Notes on Chinese intelligence surveillance of US "senior trade and security officials'" personal email accounts. The campaign is being called "Dancing Panda," and has been in progress since 2010 (and known to US security agencies for some time).
Android security sustains another unpleasant wave of vulnerability discoveries, beyond Stagefright. IBM describes a serialization vulnerability that gives unprivileged applications "super" privileges, and also exposes several third-party software development kits designed to give attackers control over apps. G Data reports that Android malware instances observed in the wild have soared to record levels.
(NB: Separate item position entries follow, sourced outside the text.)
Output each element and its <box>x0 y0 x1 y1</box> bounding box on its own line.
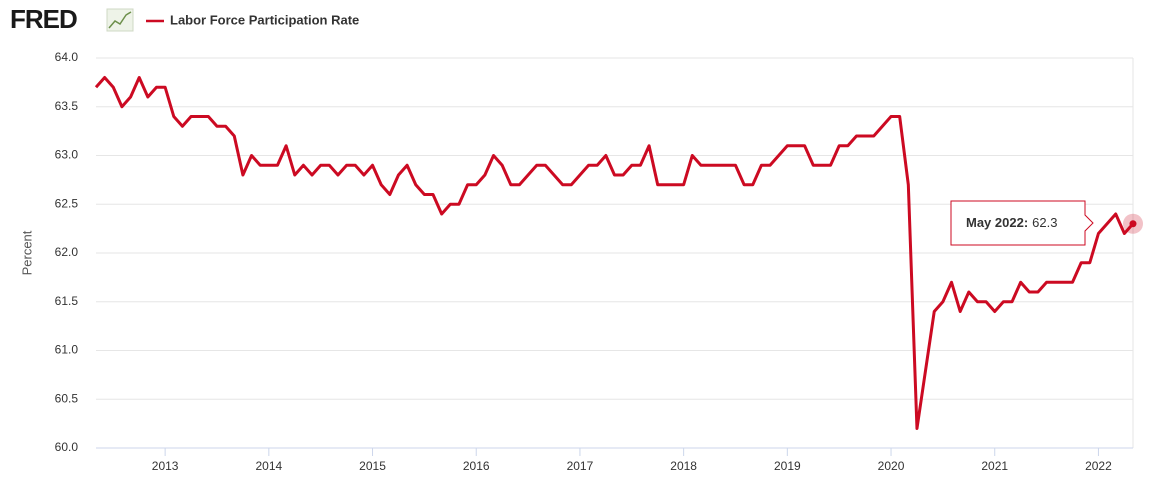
data-line <box>94 76 1135 430</box>
x-tick-label: 2019 <box>774 459 801 473</box>
y-tick-label: 61.5 <box>55 294 79 308</box>
y-tick-label: 63.0 <box>55 148 79 162</box>
y-tick-label: 60.0 <box>55 440 79 454</box>
hover-point <box>1129 220 1137 228</box>
tooltip-value: 62.3 <box>1032 215 1057 230</box>
x-tick-label: 2018 <box>670 459 697 473</box>
y-tick-label: 64.0 <box>55 50 79 64</box>
x-tick-label: 2016 <box>463 459 490 473</box>
y-tick-label: 62.0 <box>55 245 79 259</box>
x-tick-label: 2014 <box>255 459 282 473</box>
x-tick-label: 2020 <box>878 459 905 473</box>
logo-icon <box>106 8 134 32</box>
y-tick-label: 61.0 <box>55 343 79 357</box>
tooltip-date: May 2022: <box>966 215 1028 230</box>
x-tick-label: 2022 <box>1085 459 1112 473</box>
x-tick-label: 2017 <box>567 459 594 473</box>
y-tick-label: 63.5 <box>55 99 79 113</box>
y-tick-label: 60.5 <box>55 391 79 405</box>
y-tick-label: 62.5 <box>55 196 79 210</box>
tooltip-text: May 2022: 62.3 <box>966 215 1057 230</box>
y-axis-title: Percent <box>19 230 34 275</box>
tooltip: May 2022: 62.3 <box>950 200 1094 246</box>
x-tick-label: 2021 <box>981 459 1008 473</box>
x-tick-label: 2013 <box>152 459 179 473</box>
logo[interactable]: FRED <box>10 4 78 34</box>
x-tick-label: 2015 <box>359 459 386 473</box>
tooltip-box <box>950 200 1094 246</box>
legend-label[interactable]: Labor Force Participation Rate <box>170 12 359 27</box>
Researchers demonstrate a mobile point-of-sale exploit: Square is said to be vulnerable.
The Darkhotel cyber espionage group is said to have sharpened its game with the help of leaked Hacking Team exploits.
Seculert reports botnet-for-hire DGA.Changer, used mainly in clickfraud scams, has deployed a way of escaping sandboxes by, essentially, depositing a dummy version of itself, then quietly departing.
Recorded Future, while a conceptual fan of blacklisting malicious sites, looks at traditional blacklists and finds them wanting: hidden link analysis suggests that some 92% of suspect sites actually escape most blacklisting.
More automotive hacks are demonstrated, included a wireless hack of keyless entry and a way of tampering with a Corvette's brakes.
Scarcity of cyber talent remains the sector's principal concern: artificial intelligence offers at best a partial amelioration.
Symantec sells Veritas to Carlyle for $8 billion.
US Cyber Command prepares a $460 million IDIQ RFP.
MobileIron faces a shareholder class action suit alleging failure to disclose a breach.